Google a découvert en premier cette mine d'or du «surplus comportemental», suivi de près par Facebook qui en a fait son modèle d'affaires, puis par Microsoft (p.27). Chacun a ensuite développé de puissants algorithmes qui traitent ces données et les rendent utilisables pour modifier les comportements. La partie qui se joue soulève des enjeux majeurs pour l'humanité.
Small data
À une échelle plus modeste, mais plus pertinente pour l'éducation, les small data offrent une perspective différente. Comme le soulignent Berlin Fang et Jennifer Shewmaker, «bien que les collèges et universités cherchent à utiliser des données massives, complexes et agrégées pour générer des insights sur les étudiants, le big data est limité dans son utilisation pour concevoir des interventions en raison de ses limites inhérentes.» C'est le small data qui est plus pertinent sur ce plan.
Shewmaker et ses collègues expliquent comment l'université Abilene Christian a mis en place dès les années 2010 le programme SOAR (Student Opportunities, Advocacy and Resources), un système d'alerte précoce où professeurs, conseillers et autres intervenants peuvent signaler les étudiants à risque. Le programme recueille et analyse des données ciblées touchant autant les difficultés académiques (notes, présence, devoirs) que personnelles (santé physique et mentale, gestion de vie, orientation). SOAR agit ensuite comme liaison pour diriger les étudiants vers les ressources appropriées : consultations pour le stress et l'anxiété, aide financière, tutorat ou centre d'aide en écriture.
Micro data
Le projet de monitorage que j'expérimente depuis deux trimestres s'inscrit dans cette logique d'identification précoce et d'accompagnement ciblé, comme en témoignent les observations de cet automne. Ce projet pilote illustre la pertinence d'une approche basée sur les micro data. En suivant systématiquement l'assiduité, la complétion des travaux et la maîtrise des critères d'évaluation, on peut mettre en place un système de monitorage inspiré du modèle de la Réponse à l'Intervention (RàI).

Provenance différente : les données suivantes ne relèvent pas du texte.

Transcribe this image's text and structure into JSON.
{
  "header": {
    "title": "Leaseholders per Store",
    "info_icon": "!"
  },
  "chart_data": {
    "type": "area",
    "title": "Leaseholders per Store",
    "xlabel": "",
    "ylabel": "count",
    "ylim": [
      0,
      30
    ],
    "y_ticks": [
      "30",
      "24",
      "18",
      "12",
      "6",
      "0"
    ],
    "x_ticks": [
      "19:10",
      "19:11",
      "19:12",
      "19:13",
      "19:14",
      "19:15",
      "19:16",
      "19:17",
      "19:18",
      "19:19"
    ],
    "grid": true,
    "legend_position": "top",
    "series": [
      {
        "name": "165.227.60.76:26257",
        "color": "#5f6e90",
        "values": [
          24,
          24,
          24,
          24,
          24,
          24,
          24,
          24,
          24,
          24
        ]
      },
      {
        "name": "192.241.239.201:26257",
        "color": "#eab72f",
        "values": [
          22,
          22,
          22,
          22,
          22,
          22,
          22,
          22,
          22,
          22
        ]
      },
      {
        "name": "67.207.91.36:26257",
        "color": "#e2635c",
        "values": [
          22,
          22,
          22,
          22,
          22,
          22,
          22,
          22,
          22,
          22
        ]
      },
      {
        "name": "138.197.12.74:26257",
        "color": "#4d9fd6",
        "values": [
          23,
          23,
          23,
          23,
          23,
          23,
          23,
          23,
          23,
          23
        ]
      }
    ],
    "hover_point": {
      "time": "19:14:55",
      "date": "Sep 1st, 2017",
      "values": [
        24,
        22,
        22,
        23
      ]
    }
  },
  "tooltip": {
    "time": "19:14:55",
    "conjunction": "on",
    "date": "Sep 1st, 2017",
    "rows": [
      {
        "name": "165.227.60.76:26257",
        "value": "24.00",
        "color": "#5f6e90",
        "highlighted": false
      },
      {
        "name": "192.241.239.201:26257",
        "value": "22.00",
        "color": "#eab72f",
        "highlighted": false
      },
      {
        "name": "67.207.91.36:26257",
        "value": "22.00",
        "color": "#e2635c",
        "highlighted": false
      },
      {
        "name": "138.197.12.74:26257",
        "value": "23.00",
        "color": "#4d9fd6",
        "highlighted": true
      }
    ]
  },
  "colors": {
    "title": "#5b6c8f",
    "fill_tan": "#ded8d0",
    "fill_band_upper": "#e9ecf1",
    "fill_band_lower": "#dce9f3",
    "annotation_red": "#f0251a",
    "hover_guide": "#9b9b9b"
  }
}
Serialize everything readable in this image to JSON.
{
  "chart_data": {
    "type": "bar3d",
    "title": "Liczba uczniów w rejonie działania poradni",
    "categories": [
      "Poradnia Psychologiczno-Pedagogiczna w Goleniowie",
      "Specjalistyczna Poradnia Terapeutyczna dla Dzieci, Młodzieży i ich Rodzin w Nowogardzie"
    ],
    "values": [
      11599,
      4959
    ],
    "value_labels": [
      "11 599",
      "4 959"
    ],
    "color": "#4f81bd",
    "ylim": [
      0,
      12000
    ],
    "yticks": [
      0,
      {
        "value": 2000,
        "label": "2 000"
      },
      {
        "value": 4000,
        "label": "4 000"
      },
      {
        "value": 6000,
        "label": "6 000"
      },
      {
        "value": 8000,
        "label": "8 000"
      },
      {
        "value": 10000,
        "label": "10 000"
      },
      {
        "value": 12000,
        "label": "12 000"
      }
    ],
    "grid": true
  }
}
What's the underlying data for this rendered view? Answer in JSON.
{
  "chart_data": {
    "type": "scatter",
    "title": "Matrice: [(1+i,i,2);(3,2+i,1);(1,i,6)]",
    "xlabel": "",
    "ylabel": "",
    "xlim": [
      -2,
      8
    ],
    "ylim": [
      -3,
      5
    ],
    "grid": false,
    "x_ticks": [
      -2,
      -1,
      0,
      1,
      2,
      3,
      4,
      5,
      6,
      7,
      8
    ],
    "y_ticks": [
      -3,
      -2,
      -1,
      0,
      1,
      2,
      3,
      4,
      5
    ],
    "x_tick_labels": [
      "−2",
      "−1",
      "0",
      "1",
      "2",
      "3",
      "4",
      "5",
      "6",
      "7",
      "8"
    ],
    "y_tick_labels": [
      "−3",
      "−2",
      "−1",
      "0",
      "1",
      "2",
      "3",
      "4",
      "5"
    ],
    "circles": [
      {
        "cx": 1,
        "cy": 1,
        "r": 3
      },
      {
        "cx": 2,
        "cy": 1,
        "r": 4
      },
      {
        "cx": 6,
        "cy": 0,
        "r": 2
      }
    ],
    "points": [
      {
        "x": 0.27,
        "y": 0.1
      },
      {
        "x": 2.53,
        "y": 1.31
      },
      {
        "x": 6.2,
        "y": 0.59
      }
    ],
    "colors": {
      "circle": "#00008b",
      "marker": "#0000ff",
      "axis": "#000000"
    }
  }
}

Les données récoltées révèlent des patterns significatifs. On peut notamment observer que l'assiduité et la complétion des travaux sont fortement corrélées à la réussite, que les rétroactions différenciées permettent vraiment l'amélioration des élèves et que les interventions précoces, basées sur les données de monitorage, ont permis d'identifier et de mieux accompagner les étudiants à risque. Quand tout ceci est guidé par une relation pédagogique saine, cette approche participe à créer un environnement sécuritaire et un enseignement efficace qui favorisent l'apprentissage.
Des biais réducteurs
Cependant, comme nous met en garde Yuval Noah Harari, «les technologies de l'information ne sont jamais neutres» (p.277). Le risque existe de voir ces outils de monitorage se transformer en systèmes de surveillance, voire de contrôle. Mon expérimentation, même si elle est de l'ordre du «micro», soulève plusieurs questions éthiques importantes que j'aimerais partager parce qu'elles m'habitent sans cesse.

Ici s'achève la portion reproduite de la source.